Your doctor will figure out if you have restrictive cardiomyopathy based on:
- Your symptoms
- Your family's history of heart disease
- A physical exam
- Blood tests
- An electrocardiogram
- A chest X-ray
- An echocardiogram
- An exercise stress test
- Cardiac catheterization
- A CT scan
- An MRI
A biopsy of the heart muscle (your doctor may call this a myocardial biopsy) is sometimes done to figure out the cause. A tissue sample is taken from your heart and looked at under a microscope.
It’s usually focused on treating the cause. Usually, your doctor will suggest lifestyle changes and medications.
Lifestyle changes might include:
Diet: Once you have symptoms like shortness of breath or fatigue, how much sodium you get from food becomes important. You’ll be told how strict you need to be. It’s a good idea to follow those instructions even when your symptoms get better.
Exercise: Your doctor will let you know if it’s a good idea for you to exercise.

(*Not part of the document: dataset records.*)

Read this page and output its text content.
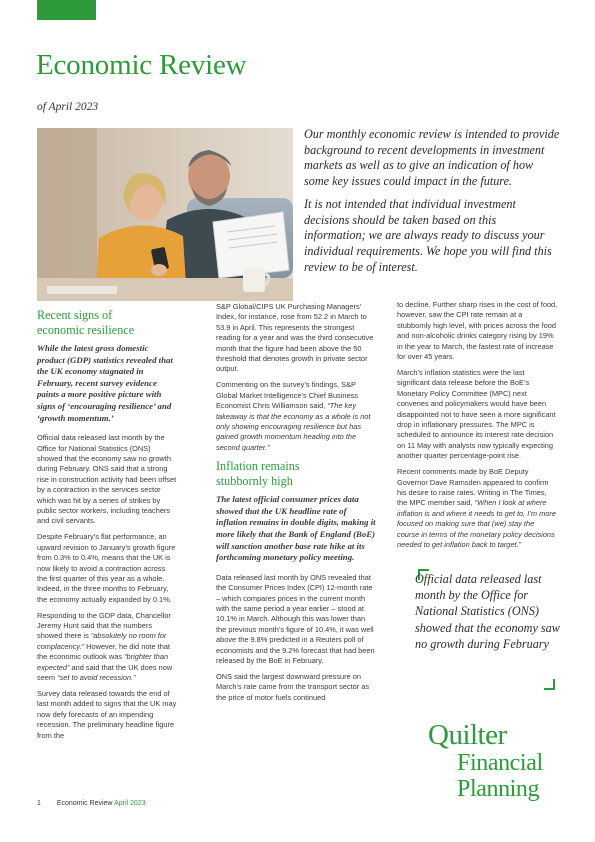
Economic Review
of April 2023

Our monthly economic review is intended to provide background to recent developments in investment markets as well as to give an indication of how some key issues could impact in the future.

It is not intended that individual investment decisions should be taken based on this information; we are always ready to discuss your individual requirements. We hope you will find this review to be of interest.

Recent signs of
economic resilience

While the latest gross domestic product (GDP) statistics revealed that the UK economy stagnated in February, recent survey evidence paints a more positive picture with signs of ‘encouraging resilience’ and ‘growth momentum.’

Official data released last month by the Office for National Statistics (ONS) showed that the economy saw no growth during February. ONS said that a strong rise in construction activity had been offset by a contraction in the services sector which was hit by a series of strikes by public sector workers, including teachers and civil servants.

Despite February’s flat performance, an upward revision to January’s growth figure from 0.3% to 0.4%, means that the UK is now likely to avoid a contraction across the first quarter of this year as a whole. Indeed, in the three months to February, the economy actually expanded by 0.1%.

Responding to the GDP data, Chancellor Jeremy Hunt said that the numbers showed there is “absolutely no room for complacency.” However, he did note that the economic outlook was “brighter than expected” and said that the UK does now seem “set to avoid recession.”

Survey data released towards the end of last month added to signs that the UK may now defy forecasts of an impending recession. The preliminary headline figure from the

S&P Global/CIPS UK Purchasing Managers’ Index, for instance, rose from 52.2 in March to 53.9 in April. This represents the strongest reading for a year and was the third consecutive month that the figure had been above the 50 threshold that denotes growth in private sector output.

Commenting on the survey’s findings, S&P Global Market Intelligence’s Chief Business Economist Chris Williamson said, “The key takeaway is that the economy as a whole is not only showing encouraging resilience but has gained growth momentum heading into the second quarter.”

Inflation remains
stubbornly high

The latest official consumer prices data showed that the UK headline rate of inflation remains in double digits, making it more likely that the Bank of England (BoE) will sanction another base rate hike at its forthcoming monetary policy meeting.

Data released last month by ONS revealed that the Consumer Prices Index (CPI) 12-month rate – which compares prices in the current month with the same period a year earlier – stood at 10.1% in March. Although this was lower than the previous month’s figure of 10.4%, it was well above the 9.8% predicted in a Reuters poll of economists and the 9.2% forecast that had been released by the BoE in February.

ONS said the largest downward pressure on March’s rate came from the transport sector as the price of motor fuels continued

to decline. Further sharp rises in the cost of food, however, saw the CPI rate remain at a stubbornly high level, with prices across the food and non-alcoholic drinks category rising by 19% in the year to March, the fastest rate of increase for over 45 years.

March’s inflation statistics were the last significant data release before the BoE’s Monetary Policy Committee (MPC) next convenes and policymakers would have been disappointed not to have seen a more significant drop in inflationary pressures. The MPC is scheduled to announce its interest rate decision on 11 May with analysts now typically expecting another quarter percentage-point rise.

Recent comments made by BoE Deputy Governor Dave Ramsden appeared to confirm his desire to raise rates. Writing in The Times, the MPC member said, “When I look at where inflation is and where it needs to get to, I’m more focused on making sure that (we) stay the course in terms of the monetary policy decisions needed to get inflation back to target.”

Official data released last month by the Office for National Statistics (ONS) showed that the economy saw no growth during February
Quilter
Financial
Planning
1 Economic Review April 2023
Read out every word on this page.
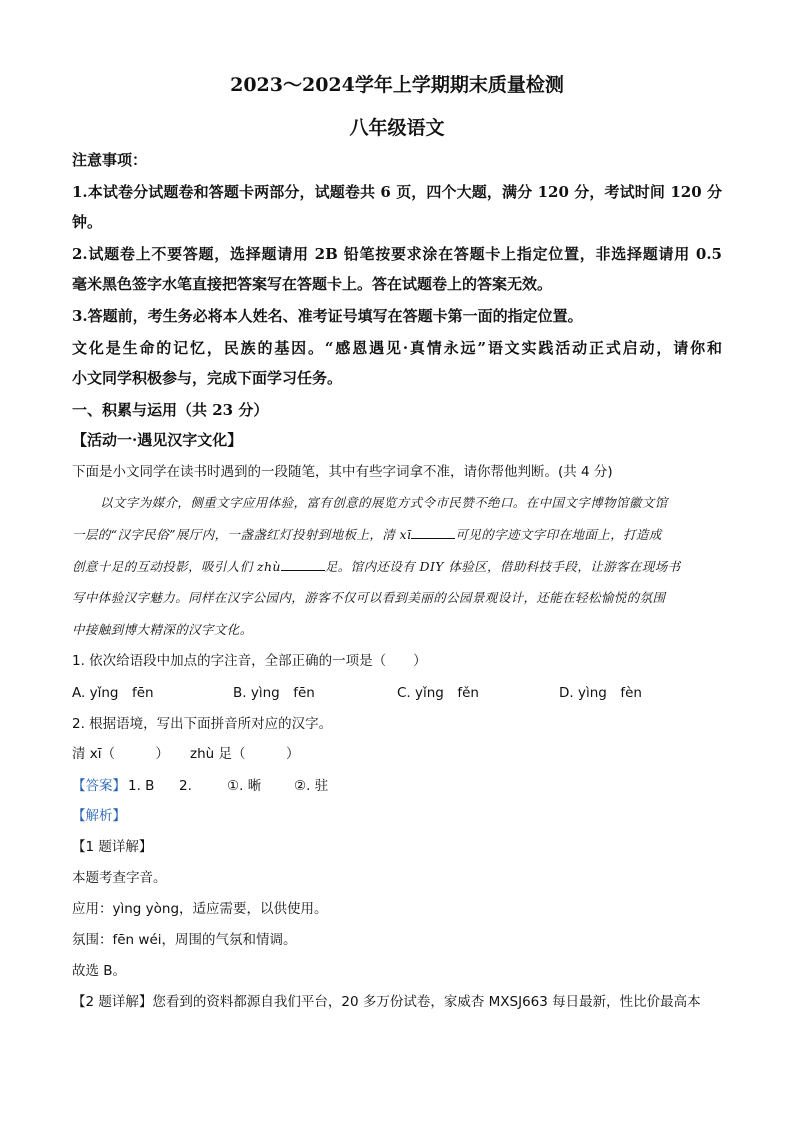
2023～2024学年上学期期末质量检测
八年级语文
注意事项：
1.本试卷分试题卷和答题卡两部分，试题卷共 6 页，四个大题，满分 120 分，考试时间 120 分
钟。
2.试题卷上不要答题，选择题请用 2B 铅笔按要求涂在答题卡上指定位置，非选择题请用 0.5
毫米黑色签字水笔直接把答案写在答题卡上。答在试题卷上的答案无效。
3.答题前，考生务必将本人姓名、准考证号填写在答题卡第一面的指定位置。
文化是生命的记忆，民族的基因。“感恩遇见·真情永远”语文实践活动正式启动，请你和
小文同学积极参与，完成下面学习任务。
一、积累与运用（共 23 分）
【活动一·遇见汉字文化】
下面是小文同学在读书时遇到的一段随笔，其中有些字词拿不准，请你帮他判断。(共 4 分)
以文字为媒介，侧重文字应用体验，富有创意的展览方式令市民赞不绝口。在中国文字博物馆徽文馆
一层的“汉字民俗”展厅内，一盏盏红灯投射到地板上，清 xī	可见的字迹文字印在地面上，打造成
创意十足的互动投影，吸引人们 zhù	足。馆内还设有 DIY 体验区，借助科技手段，让游客在现场书
写中体验汉字魅力。同样在汉字公园内，游客不仅可以看到美丽的公园景观设计，还能在轻松愉悦的氛围
中接触到博大精深的汉字文化。
1. 依次给语段中加点的字注音，全部正确的一项是（　　）
A. yǐng　fēn	B. yìng　fēn	C. yǐng　fěn	D. yìng　fèn
2. 根据语境，写出下面拼音所对应的汉字。
清 xī（　　　） zhù 足（　　　）
【答案】 1. B 2.	①. 晰 ②. 驻
【解析】
【1 题详解】
本题考查字音。
应用：yìng yòng，适应需要，以供使用。
氛围：fēn wéi，周围的气氛和情调。
故选 B。
【2 题详解】您看到的资料都源自我们平台，20 多万份试卷，家威杏 MXSJ663 每日最新，性比价最高本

While being active is generally good for the heart, people with this may get very tired and short of breath, even after just a little bit of activity.
Therefore, experts suggest you:
- Take frequent breaks.
- Exercise at a time of day when you have the most energy.
- Start slow, gradually building up strength and endurance.
Heavy weightlifting is not recommended.
Medications: Some people may get better by taking types of drugs called beta-blockers and ACE inhibitors.
If symptoms are still around, your doctor may add other medicines like digoxin, diuretics, and aldosterone inhibitors.
If you have an arrhythmia, your doctor may prescribe something to control your heart rate or make the arrhythmia happen less often. Therapy may also be given to treat things like sarcoidosis, amyloidosis, and hemochromatosis.
Your doctor will let you know which medications are best for you.
Can Surgery Treat It?
In some cases, if the condition is severe, your doctor may talk to you about a heart transplant.